Berbicara mengenai wisata kampung lawas, di kota Surabaya terkenal memiliki segudang wilayah yang mendapat predikat sebagai kampung lawas. Hal ini tidak mengherankan mengingat kota Surabaya sendiri merupakan salah satu kota di Indonesia yang sarat akan sejarah bangsa sejak zaman kerajaan hingga pada era kolonialisme Belanda. Hingga kini beragam kampung lawas di kota yang memiliki julukan sebagai kota pahlawan ini masih cukup terjaga kelestariannya bahkan dijadikan sebagai salah satu destinasi wisata bertemakan sejarah yang ada di kota Surabaya.
Foto : Brisik.id/Zahir
Kali ini teman brisik akan diajak untuk mengunjungi salah satu kawasan perkampungan lawas di Surabaya yang terkenal sebagai salah satu kampung yang mendapatkan namanya dari produk perekonomian yang dihasilkan perkampungan ini di masa lalu. Penasaran bukan? nama kampung ini adalah Kampung Plampitan.
Sejarah Singkat
Kampung Plampitan sendiri merupakan salah satu kampung tua yang ada di kawasan perkampungan tua Surabaya di daerah Peneleh. Lokasinya bahkan cukup berdekatan dengan Kampung lawas Peneleh dan Pandean. Nama Kampung Plampitan sendiri diambil karena pada zaman kolonial Belanda kampung ini menjadi sentra pembuatan tikar pada saat itu, diambil dari kata "Lampit" yang berarti tikar. Namun sayang kini sudah tidak dapat ditemukan lagi jejak sentra pembuatan tikar di kampung ini selain nama yang disematkan masyarakat Surabaya dalam menamai tempat tersebut.
Foto : Brisik.id/Zahir
Kampung Plampitan ini berada di sepanjang Jalan Achmad Jais, Kelurahan Peneleh, Kec. Genteng. Untuk menuju ke lokasinya teman brisik dapat mengambil rute dari Jalan Semut Kali kemudian lurus saja menuju perempatan antara Jalan Pasar Besar dan Jalan Jagalan, kemudian tinggal lurus menuju ke Jalan Peneleh lalu berjalan lurus kurang lebih 1 km. kemudian setelah melihat Jembatan Peneleh di seberang kanan jalan teman brisik lurus saja mengikuti jalan kurang lebih 300 meter menuju ke arah Jalan Achmad Jais, area masuk Kampung Plampitan sendiri berada di kiri jalan yang menjadi patokannya teman brisik akan menemukan papan penanda jalan di beberapa gang yang menunjukkan lokasi kampung ini.

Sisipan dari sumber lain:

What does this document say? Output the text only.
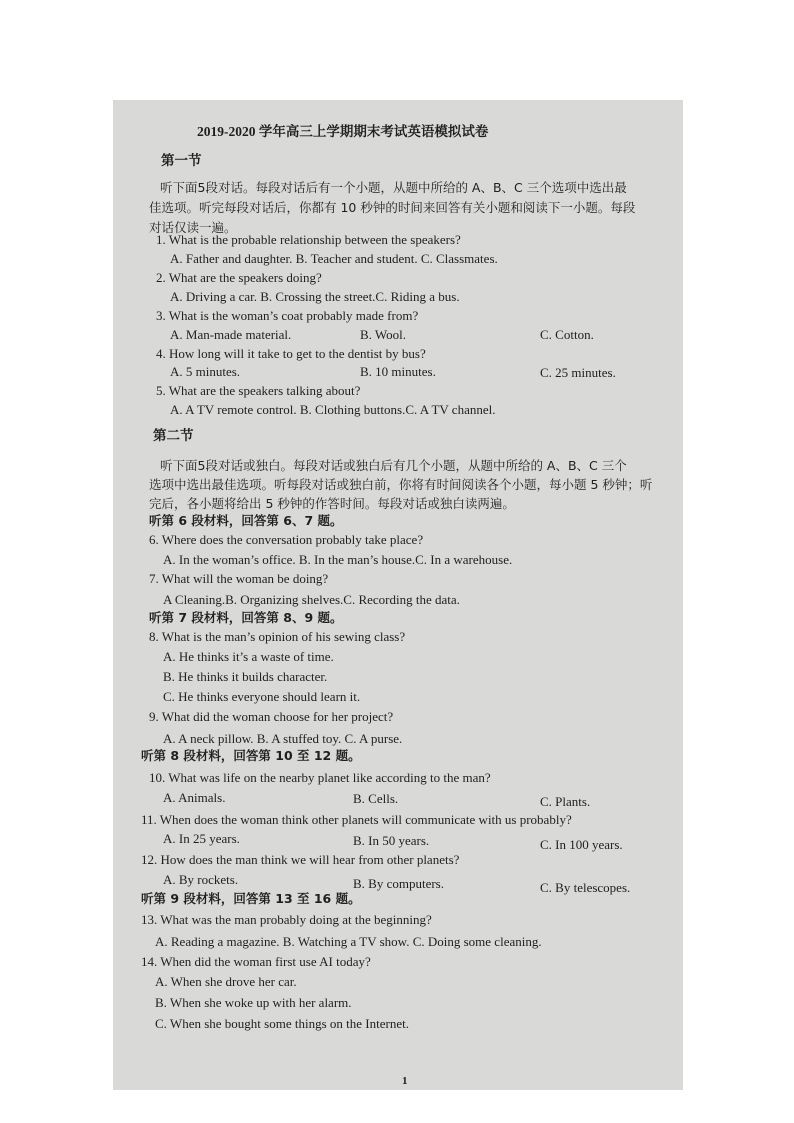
2019-2020 学年高三上学期期末考试英语模拟试卷
第一节
听下面5段对话。每段对话后有一个小题，从题中所给的 A、B、C 三个选项中选出最
佳选项。听完每段对话后，你都有 10 秒钟的时间来回答有关小题和阅读下一小题。每段
对话仅读一遍。
1. What is the probable relationship between the speakers?
A. Father and daughter. B. Teacher and student. C. Classmates.
2. What are the speakers doing?
A. Driving a car. B. Crossing the street.C. Riding a bus.
3. What is the woman’s coat probably made from?
A. Man-made material.	B. Wool.	C. Cotton.
4. How long will it take to get to the dentist by bus?
A. 5 minutes.	B. 10 minutes.	C. 25 minutes.
5. What are the speakers talking about?
A. A TV remote control. B. Clothing buttons.C. A TV channel.
第二节
听下面5段对话或独白。每段对话或独白后有几个小题，从题中所给的 A、B、C 三个
选项中选出最佳选项。听每段对话或独白前，你将有时间阅读各个小题，每小题 5 秒钟；听
完后，各小题将给出 5 秒钟的作答时间。每段对话或独白读两遍。
听第 6 段材料，回答第 6、7 题。
6. Where does the conversation probably take place?
A. In the woman’s office. B. In the man’s house.C. In a warehouse.
7. What will the woman be doing?
A Cleaning.B. Organizing shelves.C. Recording the data.
听第 7 段材料，回答第 8、9 题。
8. What is the man’s opinion of his sewing class?
A. He thinks it’s a waste of time.
B. He thinks it builds character.
C. He thinks everyone should learn it.
9. What did the woman choose for her project?
A. A neck pillow. B. A stuffed toy. C. A purse.
听第 8 段材料，回答第 10 至 12 题。
10. What was life on the nearby planet like according to the man?
A. Animals.	B. Cells.	C. Plants.
11. When does the woman think other planets will communicate with us probably?
A. In 25 years.	B. In 50 years.	C. In 100 years.
12. How does the man think we will hear from other planets?
A. By rockets.	B. By computers.	C. By telescopes.
听第 9 段材料，回答第 13 至 16 题。
13. What was the man probably doing at the beginning?
A. Reading a magazine. B. Watching a TV show. C. Doing some cleaning.
14. When did the woman first use AI today?
A. When she drove her car.
B. When she woke up with her alarm.
C. When she bought some things on the Internet.
1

Penuh dengan Bangunan kuno Bergaya Kolonial dan Jawa
Area kampung Plampitan ini sendiri dipenuhi dengan banyak rumah warga yang masih mempertahankan arsitektur asli bangunannya yang merupakan perpaduan Jawa dan kolonial. Selain itu di sini juga ada sebuah rumah yang cukup iconic yakni Rumah kelahiran dari Roeslan Abdulgani, beliau merupakan salah satu tokoh pejuang di kota Surabaya. Rumah ini juga difungsikan sebagai museum serta kafe tempat menjual beragam minuman.
Foto : Brisik.id/Zahir
Selain itu area kampung ini juga terdapat dua buah makam kuno yang diyakini sudah ada sejak ratusan tahun lalu. Makam ini adalah tempat peristirahatan terakhir dari Kyai Pasoepati beserta istrinya. Beliau sendiri merupakan sesepuh kampung yang juga merupakan murid dari sunan Ampel. Namun sayang tidak banyak diketahui sejarah tentang beliau, lokasi makamnya tepat berada di depan mulut gang kampung plampitan, kondisi makam ini cukup terawat dengan baik dengan diberikan pagar pembatas.
Foto : Brisik.id/Zahir
Suasana di kampung ini sendiri cukup asri dan sejuk karena dipenuhi oleh beragam pepohonan dan tanaman, selain itu kampung ini sering kali dijadikan tempat penelitian sejarah dan juga tempat pergelaran acara-acara budaya dan sejarah yang umumnya sering dilakukan ketika memperingati hari besar nasional.
Foto : Brisik.id/Zahir
Di sekitar Kampung ini juga terdapat beberapa warung yang menjual beragam makanan seperti Rujak Cingur, Nasi Goreng dan aneka penyetan serta beberapa angkringan. Bagi teman brisik yang memerlukan fasilitas menginap di dekat Kampung Plampitan terdapat beberapa penginapan yang dapat digunakan. Salah satunya adalah RedDoorz @ Genteng Surabaya 2 yang berada di jalan Achmad Jais No. 5. Untuk tarif menginapnya sendiri mulai dari Rp97.000 per malam.